Last modified: 2014-02-28 18:03:10 UTC
The Web installer's behavior was changed in https://www.mediawiki.org/wiki/Special:Code/MediaWiki/69322 to offer LocalSettings.php as a download instead of writing it itself. Unless there's a reason not to, shouldn't it try to write the file itself and offer it as a download only if it fails?
If I am not wrong, then you are saying that the file should be created and saved automatically instead of us, copying and pasting it from the downloads to your http://localhost, right ?
Right.
Created attachment 14583 [details] This copies the LocalSettings.php file automatically. In addition to copying the file to the desired location, it also gives an option to download the file in case the copying does not take place due to any reasons whatsoever!

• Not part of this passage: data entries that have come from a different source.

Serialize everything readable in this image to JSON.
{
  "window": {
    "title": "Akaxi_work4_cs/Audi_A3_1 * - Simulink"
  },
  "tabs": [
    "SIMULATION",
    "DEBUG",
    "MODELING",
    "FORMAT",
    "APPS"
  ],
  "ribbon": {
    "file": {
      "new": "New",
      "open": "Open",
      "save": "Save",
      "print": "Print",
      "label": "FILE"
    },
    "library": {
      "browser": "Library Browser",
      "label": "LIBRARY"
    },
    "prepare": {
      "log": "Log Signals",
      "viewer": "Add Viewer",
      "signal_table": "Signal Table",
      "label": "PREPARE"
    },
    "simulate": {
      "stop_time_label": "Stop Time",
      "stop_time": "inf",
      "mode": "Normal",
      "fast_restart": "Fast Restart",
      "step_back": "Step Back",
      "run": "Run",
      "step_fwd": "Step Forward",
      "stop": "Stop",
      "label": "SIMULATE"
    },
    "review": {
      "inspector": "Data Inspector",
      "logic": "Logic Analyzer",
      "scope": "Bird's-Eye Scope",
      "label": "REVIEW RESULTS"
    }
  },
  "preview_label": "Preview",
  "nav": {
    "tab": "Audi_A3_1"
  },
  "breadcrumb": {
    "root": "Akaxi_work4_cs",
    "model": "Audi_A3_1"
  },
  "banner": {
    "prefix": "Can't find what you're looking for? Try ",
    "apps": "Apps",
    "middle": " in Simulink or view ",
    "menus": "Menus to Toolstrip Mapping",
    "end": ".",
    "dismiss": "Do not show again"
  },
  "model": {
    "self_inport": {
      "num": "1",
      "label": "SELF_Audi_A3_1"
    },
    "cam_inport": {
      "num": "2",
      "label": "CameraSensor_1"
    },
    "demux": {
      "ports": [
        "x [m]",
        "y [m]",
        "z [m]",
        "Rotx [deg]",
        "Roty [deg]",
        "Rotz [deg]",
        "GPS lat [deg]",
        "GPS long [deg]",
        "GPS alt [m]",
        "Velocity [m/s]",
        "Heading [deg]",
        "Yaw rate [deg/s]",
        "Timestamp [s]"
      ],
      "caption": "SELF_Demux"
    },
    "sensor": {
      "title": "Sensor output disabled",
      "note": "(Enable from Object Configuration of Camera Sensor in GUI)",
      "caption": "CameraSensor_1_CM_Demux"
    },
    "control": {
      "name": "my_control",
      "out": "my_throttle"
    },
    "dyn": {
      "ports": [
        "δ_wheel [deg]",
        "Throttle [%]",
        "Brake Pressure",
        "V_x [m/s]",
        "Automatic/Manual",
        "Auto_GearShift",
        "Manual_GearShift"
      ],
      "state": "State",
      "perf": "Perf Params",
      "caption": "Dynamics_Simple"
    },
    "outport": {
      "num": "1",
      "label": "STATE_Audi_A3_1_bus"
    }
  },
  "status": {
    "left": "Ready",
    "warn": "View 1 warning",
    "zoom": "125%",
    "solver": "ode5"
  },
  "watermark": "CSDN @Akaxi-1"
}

Hi Mayank! Thanks for your patch! You are welcome to use Developer access https://www.mediawiki.org/wiki/Developer_access to submit this as a Git branch directly into Gerrit: https://www.mediawiki.org/wiki/Git/Tutorial Putting your branch in Git makes it easier to review it quickly. If you don't want to set up Git/Gerrit, you can also use https://tools.wmflabs.org/gerrit-patch-uploader/
Change 114966 had a related patch set uploaded by Mjnovice: Automatically copies the LocalSettings.php file to the desired location, fixes bug 60534. https://gerrit.wikimedia.org/r/114966
Change 114966 had a related patch set uploaded by Nemo bis: Automatically copy the LocalSettings.php file to the desired location https://gerrit.wikimedia.org/r/114966
(In reply to Jackmcbarn from comment #0) > Unless there's a reason not to The directory where MediaWiki is installed should not be writeable by the web server. That's considered a security vulnerability since then the source code of MediaWiki can be changed via the web interface if there is an exploit. Generally the installation directory should be read-only to the web server. Downloading LocalSettings.php rather than writing it is to encourage the idea that you must SSH into your server in order to change files. The other side of the argument is that when downloading LocalSettings.php you are transmitting the database password over plaintext, but assuming you already entered your database password on the installer form that is kind of a moot issue.
(In reply to Tyler Romeo from comment #7) > (In reply to Jackmcbarn from comment #0) > > Unless there's a reason not to > > The directory where MediaWiki is installed should not be writeable by the > web server. That's considered a security vulnerability since then the source > code of MediaWiki can be changed via the web interface if there is an > exploit. Generally the installation directory should be read-only to the web > server. > > Downloading LocalSettings.php rather than writing it is to encourage the > idea that you must SSH into your server in order to change files. The other > side of the argument is that when downloading LocalSettings.php you are > transmitting the database password over plaintext, but assuming you already > entered your database password on the installer form that is kind of a moot > issue. Thanks for pointing this out! Can we have a workaround say something which allows you to change the server writing permissions just for copying the LocalSettings.php and afterwards making it read-only ? Can this be done ?
(In reply to Mayank from comment #8) > Thanks for pointing this out! Can we have a workaround say something which > allows you to change the server writing permissions just for copying the > LocalSettings.php and afterwards making it read-only ? Can this be done ? I mean, that doesn't really solve the problem. The best possible thing we can do is maybe write LocalSettings.php to a temporary directory, and then tell the user to copy it over to the web root.
The way this is coded now, wouldn't it go completely unnoticed for users who don't have the directory writable? For users that already do, mainly MediaWiki developers (via XAMPP, etc.), it would be a convenience, and security wouldn't be a worry for them, since their installations don't tend to be public-facing.